Imputation was performed using the method implemented in the software IMPUTE 2 [6]. IMPUTE 2 returns the full probability distribution of the imputed genotypes at each SNP for each individual. We generated discrete imputed genotypes by accepting a call if the posterior probability for a genotype reached a pre-specified threshold or set the genotype as missing otherwise. Genotypes from AFFY here represent the study sample and the reference panel used was prepared by Marchini et al. [6] for the CEU population, including information from the 1000 Genomes Pilot and HapMap 3 (release Jun 2010/Feb 2009) [7].
The imputation algorithm for large population genetic datasets, built starting from a model developed by Li and Stephens [8] to capture important features of the recombination process is based on Markov chain Monte Carlo (MCMC) algorithm.
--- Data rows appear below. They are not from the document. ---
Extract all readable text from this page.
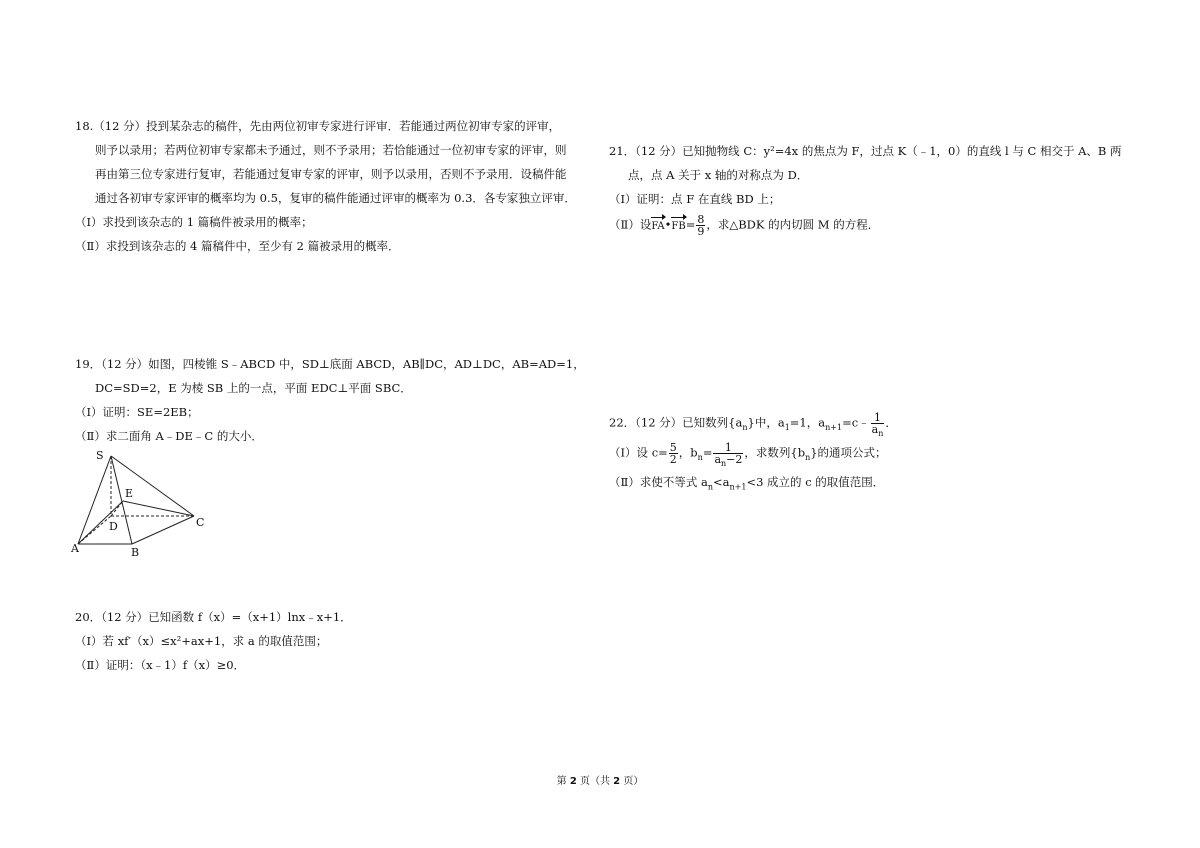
18.（12 分）投到某杂志的稿件，先由两位初审专家进行评审．若能通过两位初审专家的评审，
则予以录用；若两位初审专家都未予通过，则不予录用；若恰能通过一位初审专家的评审，则
再由第三位专家进行复审，若能通过复审专家的评审，则予以录用，否则不予录用．设稿件能
通过各初审专家评审的概率均为 0.5，复审的稿件能通过评审的概率为 0.3．各专家独立评审．
（Ⅰ）求投到该杂志的 1 篇稿件被录用的概率；
（Ⅱ）求投到该杂志的 4 篇稿件中，至少有 2 篇被录用的概率．
19．（12 分）如图，四棱锥 S﹣ABCD 中，SD⊥底面 ABCD，AB∥DC，AD⊥DC，AB=AD=1，
DC=SD=2，E 为棱 SB 上的一点，平面 EDC⊥平面 SBC．
（Ⅰ）证明：SE=2EB；
（Ⅱ）求二面角 A﹣DE﹣C 的大小．
S
E
D	C
A	B
20．（12 分）已知函数 f（x）=（x+1）lnx﹣x+1．
（Ⅰ）若 xf′（x）≤x²+ax+1，求 a 的取值范围；
（Ⅱ）证明：（x﹣1）f（x）≥0．
21．（12 分）已知抛物线 C：y²=4x 的焦点为 F，过点 K（﹣1，0）的直线 l 与 C 相交于 A、B 两
点，点 A 关于 x 轴的对称点为 D．
（Ⅰ）证明：点 F 在直线 BD 上；
（Ⅱ）设FA•FB= $\frac{8}{9}$ ，求△BDK 的内切圆 M 的方程．
22．（12 分）已知数列$\{a_n\}$中，$a_1=1$，$a_{n+1}=c﹣ \frac{1}{a_n}$ ．
（Ⅰ）设 $c= \frac{5}{2}$ ，$b_n= \frac{1}{a_n-2}$ ，求数列$\{b_n\}$的通项公式；
（Ⅱ）求使不等式 $a_n<a_{n+1}<3$ 成立的 c 的取值范围．
第 2 页（共 2 页）
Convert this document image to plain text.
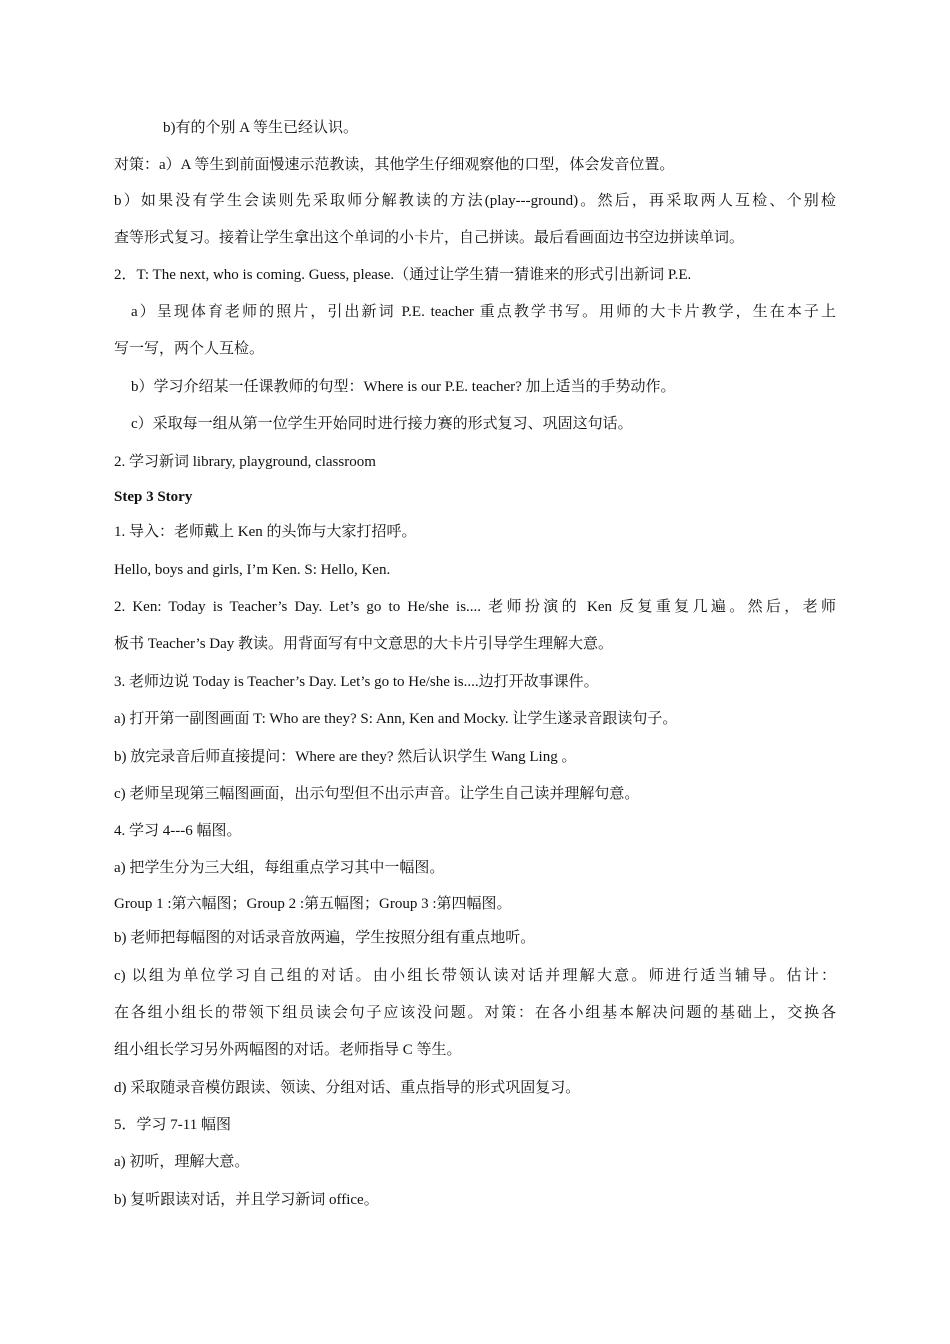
b)有的个别 A 等生已经认识。
对策：a）A 等生到前面慢速示范教读，其他学生仔细观察他的口型，体会发音位置。
b）如果没有学生会读则先采取师分解教读的方法(play---ground)。然后，再采取两人互检、个别检
查等形式复习。接着让学生拿出这个单词的小卡片，自己拼读。最后看画面边书空边拼读单词。
2．T: The next, who is coming. Guess, please.（通过让学生猜一猜谁来的形式引出新词 P.E.
a）呈现体育老师的照片，引出新词 P.E. teacher 重点教学书写。用师的大卡片教学，生在本子上
写一写，两个人互检。
b）学习介绍某一任课教师的句型：Where is our P.E. teacher? 加上适当的手势动作。
c）采取每一组从第一位学生开始同时进行接力赛的形式复习、巩固这句话。
2. 学习新词 library, playground, classroom
Step 3 Story
1. 导入：老师戴上 Ken 的头饰与大家打招呼。
Hello, boys and girls, I’m Ken. S: Hello, Ken.
2. Ken: Today is Teacher’s Day. Let’s go to He/she is.... 老师扮演的 Ken 反复重复几遍。然后，老师
板书 Teacher’s Day 教读。用背面写有中文意思的大卡片引导学生理解大意。
3. 老师边说 Today is Teacher’s Day. Let’s go to He/she is....边打开故事课件。
a) 打开第一副图画面 T: Who are they? S: Ann, Ken and Mocky. 让学生遂录音跟读句子。
b) 放完录音后师直接提问：Where are they? 然后认识学生 Wang Ling 。
c) 老师呈现第三幅图画面，出示句型但不出示声音。让学生自己读并理解句意。
4. 学习 4---6 幅图。
a) 把学生分为三大组，每组重点学习其中一幅图。
Group 1 :第六幅图；Group 2 :第五幅图；Group 3 :第四幅图。
b) 老师把每幅图的对话录音放两遍，学生按照分组有重点地听。
c) 以组为单位学习自己组的对话。由小组长带领认读对话并理解大意。师进行适当辅导。估计：
在各组小组长的带领下组员读会句子应该没问题。对策：在各小组基本解决问题的基础上，交换各
组小组长学习另外两幅图的对话。老师指导 C 等生。
d) 采取随录音模仿跟读、领读、分组对话、重点指导的形式巩固复习。
5．学习 7-11 幅图
a) 初听，理解大意。
b) 复听跟读对话，并且学习新词 office。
Imputation typically involves a reference panel genotyped at a dense set of SNPs and a study sample genotyped at a subset of these SNPs. We chose this imputation method over the others because it allows to use multiple reference panels. Imputation was performed on the untyped markers of AFFY6.0 using the CEU reference panel prepared by Marchini et al. [6], and freely downloadable.
To speed up the procedure and to reduce the computation load imputation was performed subdividing the chromosomal regions to be imputed in partially overlapping 2Mb-chunks that have been processed independently.
We defined following parameters in order to evaluate the results of the imputation:
-
Discordance: the proportion of genotype calls for which the imputed genotype did not match the experimental genotype call, averaged over all SNPs.
-
Successful SNPs (SSNPs): in which the imputed genotype matched the experimental genotype for at least 37 of 39 subjects (that roughly corresponds to 5% of genotype error rate).
-
Genotype error rate: proportion of unmatched genotypes over the total genotypes.
The discordance was evaluated at three different imputed genotype calling threshold (IGCT) of value. An imputed genotype was called if the corresponding posterior probability estimated by the imputation software (IMPUTE 2) was higher than investigated IGCT. Imputed genotypes below the IGCT were set as no-calls (i.e. missing genotypes). The IGCT were set on 50%, 70% and 90%.